Position dependent responses to discontinuities in the retinal determination network

The development of any cell and/or tissue is dependent upon interconnections between several signaling pathways and myriad transcription factors. It is becoming more apparent that these inputs are best studied, not as individual components, but rather as elements of a gene regulatory network. Over the last decade several networks governing the specification of single cells, individual organs and entire stages of development have been described. The current incarnations of these networks are the products of the continual addition of newly discovered genetic, molecular and biochemical interactions.
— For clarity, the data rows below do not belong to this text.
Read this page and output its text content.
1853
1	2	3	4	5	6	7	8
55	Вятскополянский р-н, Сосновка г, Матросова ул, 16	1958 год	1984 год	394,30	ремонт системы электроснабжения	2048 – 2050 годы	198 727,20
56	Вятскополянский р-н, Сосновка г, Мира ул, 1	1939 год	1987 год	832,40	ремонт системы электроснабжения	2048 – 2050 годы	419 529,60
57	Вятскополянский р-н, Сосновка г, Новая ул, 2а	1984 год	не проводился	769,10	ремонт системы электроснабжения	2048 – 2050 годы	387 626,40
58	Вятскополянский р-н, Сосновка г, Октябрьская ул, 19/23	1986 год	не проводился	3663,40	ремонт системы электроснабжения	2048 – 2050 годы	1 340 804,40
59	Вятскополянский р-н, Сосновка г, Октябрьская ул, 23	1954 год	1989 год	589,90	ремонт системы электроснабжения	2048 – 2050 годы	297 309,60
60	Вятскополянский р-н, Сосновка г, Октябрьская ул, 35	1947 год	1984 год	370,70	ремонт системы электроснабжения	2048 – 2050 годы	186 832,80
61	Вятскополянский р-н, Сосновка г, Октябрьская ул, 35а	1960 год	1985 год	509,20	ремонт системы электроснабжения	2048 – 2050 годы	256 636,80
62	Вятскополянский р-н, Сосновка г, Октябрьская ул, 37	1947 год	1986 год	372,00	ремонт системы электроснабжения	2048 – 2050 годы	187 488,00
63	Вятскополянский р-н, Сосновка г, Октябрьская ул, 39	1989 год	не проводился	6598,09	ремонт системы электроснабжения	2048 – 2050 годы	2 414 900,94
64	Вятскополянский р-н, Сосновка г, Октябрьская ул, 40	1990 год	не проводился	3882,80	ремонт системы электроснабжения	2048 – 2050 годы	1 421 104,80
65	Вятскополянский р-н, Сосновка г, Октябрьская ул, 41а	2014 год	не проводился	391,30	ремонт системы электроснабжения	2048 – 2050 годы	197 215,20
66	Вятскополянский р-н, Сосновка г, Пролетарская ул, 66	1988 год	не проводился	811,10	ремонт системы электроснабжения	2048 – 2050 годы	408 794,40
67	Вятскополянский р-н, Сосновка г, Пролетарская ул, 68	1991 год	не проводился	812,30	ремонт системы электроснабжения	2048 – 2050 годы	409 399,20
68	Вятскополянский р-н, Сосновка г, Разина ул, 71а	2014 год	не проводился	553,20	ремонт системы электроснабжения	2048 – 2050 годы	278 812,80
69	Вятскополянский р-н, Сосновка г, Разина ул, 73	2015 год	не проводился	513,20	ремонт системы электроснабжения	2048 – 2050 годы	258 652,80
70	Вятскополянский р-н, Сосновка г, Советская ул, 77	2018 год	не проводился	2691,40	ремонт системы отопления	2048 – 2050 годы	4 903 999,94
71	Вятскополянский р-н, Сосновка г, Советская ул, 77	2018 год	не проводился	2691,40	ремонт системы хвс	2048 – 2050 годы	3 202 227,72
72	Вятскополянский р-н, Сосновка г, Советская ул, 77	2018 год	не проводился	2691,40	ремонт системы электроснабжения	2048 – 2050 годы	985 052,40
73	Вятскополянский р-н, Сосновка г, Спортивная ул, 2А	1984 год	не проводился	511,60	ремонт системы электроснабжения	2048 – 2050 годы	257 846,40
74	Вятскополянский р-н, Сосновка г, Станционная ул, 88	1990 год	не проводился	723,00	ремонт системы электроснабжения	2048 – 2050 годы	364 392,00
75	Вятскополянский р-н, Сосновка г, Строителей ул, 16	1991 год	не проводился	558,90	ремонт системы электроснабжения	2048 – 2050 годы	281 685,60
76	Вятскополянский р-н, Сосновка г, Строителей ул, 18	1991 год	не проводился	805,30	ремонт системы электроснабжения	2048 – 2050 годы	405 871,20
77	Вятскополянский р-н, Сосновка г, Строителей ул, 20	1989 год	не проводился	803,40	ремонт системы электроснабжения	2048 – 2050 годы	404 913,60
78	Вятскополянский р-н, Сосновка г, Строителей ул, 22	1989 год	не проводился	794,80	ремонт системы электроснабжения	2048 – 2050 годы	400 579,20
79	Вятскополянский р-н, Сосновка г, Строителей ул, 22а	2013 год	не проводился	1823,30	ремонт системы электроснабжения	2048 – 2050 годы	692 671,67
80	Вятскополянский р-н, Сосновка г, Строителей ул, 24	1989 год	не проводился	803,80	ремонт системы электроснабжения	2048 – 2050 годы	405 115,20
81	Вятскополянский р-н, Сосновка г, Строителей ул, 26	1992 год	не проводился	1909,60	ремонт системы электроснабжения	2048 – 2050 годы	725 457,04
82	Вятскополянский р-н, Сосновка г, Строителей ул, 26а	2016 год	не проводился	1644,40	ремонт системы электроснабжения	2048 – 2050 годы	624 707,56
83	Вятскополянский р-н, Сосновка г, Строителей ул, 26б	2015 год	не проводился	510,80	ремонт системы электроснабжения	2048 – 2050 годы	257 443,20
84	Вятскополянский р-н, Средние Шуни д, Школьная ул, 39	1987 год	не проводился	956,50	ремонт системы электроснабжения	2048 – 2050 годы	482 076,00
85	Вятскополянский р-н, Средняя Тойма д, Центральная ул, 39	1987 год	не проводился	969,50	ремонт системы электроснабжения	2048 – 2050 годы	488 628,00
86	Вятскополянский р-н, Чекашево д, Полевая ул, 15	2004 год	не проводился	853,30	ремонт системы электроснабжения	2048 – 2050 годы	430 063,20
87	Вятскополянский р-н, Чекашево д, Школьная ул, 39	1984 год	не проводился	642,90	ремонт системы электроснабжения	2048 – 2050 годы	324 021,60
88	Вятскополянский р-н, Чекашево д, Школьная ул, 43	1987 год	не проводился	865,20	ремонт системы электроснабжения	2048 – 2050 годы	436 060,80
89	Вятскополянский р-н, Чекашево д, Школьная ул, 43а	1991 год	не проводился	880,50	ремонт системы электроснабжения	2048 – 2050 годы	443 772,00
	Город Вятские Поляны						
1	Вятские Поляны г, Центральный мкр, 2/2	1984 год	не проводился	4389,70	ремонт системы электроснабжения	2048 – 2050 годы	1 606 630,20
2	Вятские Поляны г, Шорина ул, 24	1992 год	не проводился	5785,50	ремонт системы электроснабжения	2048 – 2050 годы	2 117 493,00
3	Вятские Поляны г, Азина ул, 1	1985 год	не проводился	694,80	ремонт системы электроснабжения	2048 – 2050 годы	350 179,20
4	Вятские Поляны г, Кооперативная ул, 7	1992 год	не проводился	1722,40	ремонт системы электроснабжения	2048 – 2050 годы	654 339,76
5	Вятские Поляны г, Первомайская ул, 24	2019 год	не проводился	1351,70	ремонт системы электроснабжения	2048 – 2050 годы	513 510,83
However, as currently envisaged, network diagrams may not sufficiently describe the spatial and temporal dynamics that underlie developmental processes. We have conducted a developmental analysis of a sub circuit of the Drosophila retinal determination network. This sub circuit is comprised of three genes, two (sine oculis and dachshund) of which code for DNA binding proteins and one (eyes absent) that encodes a transcriptional co-activator. We demonstrate here that the nature of the regulatory relationships that exist between these three genes changes as retinal development progresses. We also demonstrate that the response of the tissue to the loss of any of these three RD genes is dependent upon the position of the mutant cells within the eye field. Depending upon its location, mutant tissue will either overproliferate itself or will signal to surrounding cells instructing them to propagate and compensate for the eventual loss through apoptosis of the mutant clone. Taken together these results suggest that the complexities of development are best appreciated when spatial and temporal information is incorporated when describing gene regulatory networks.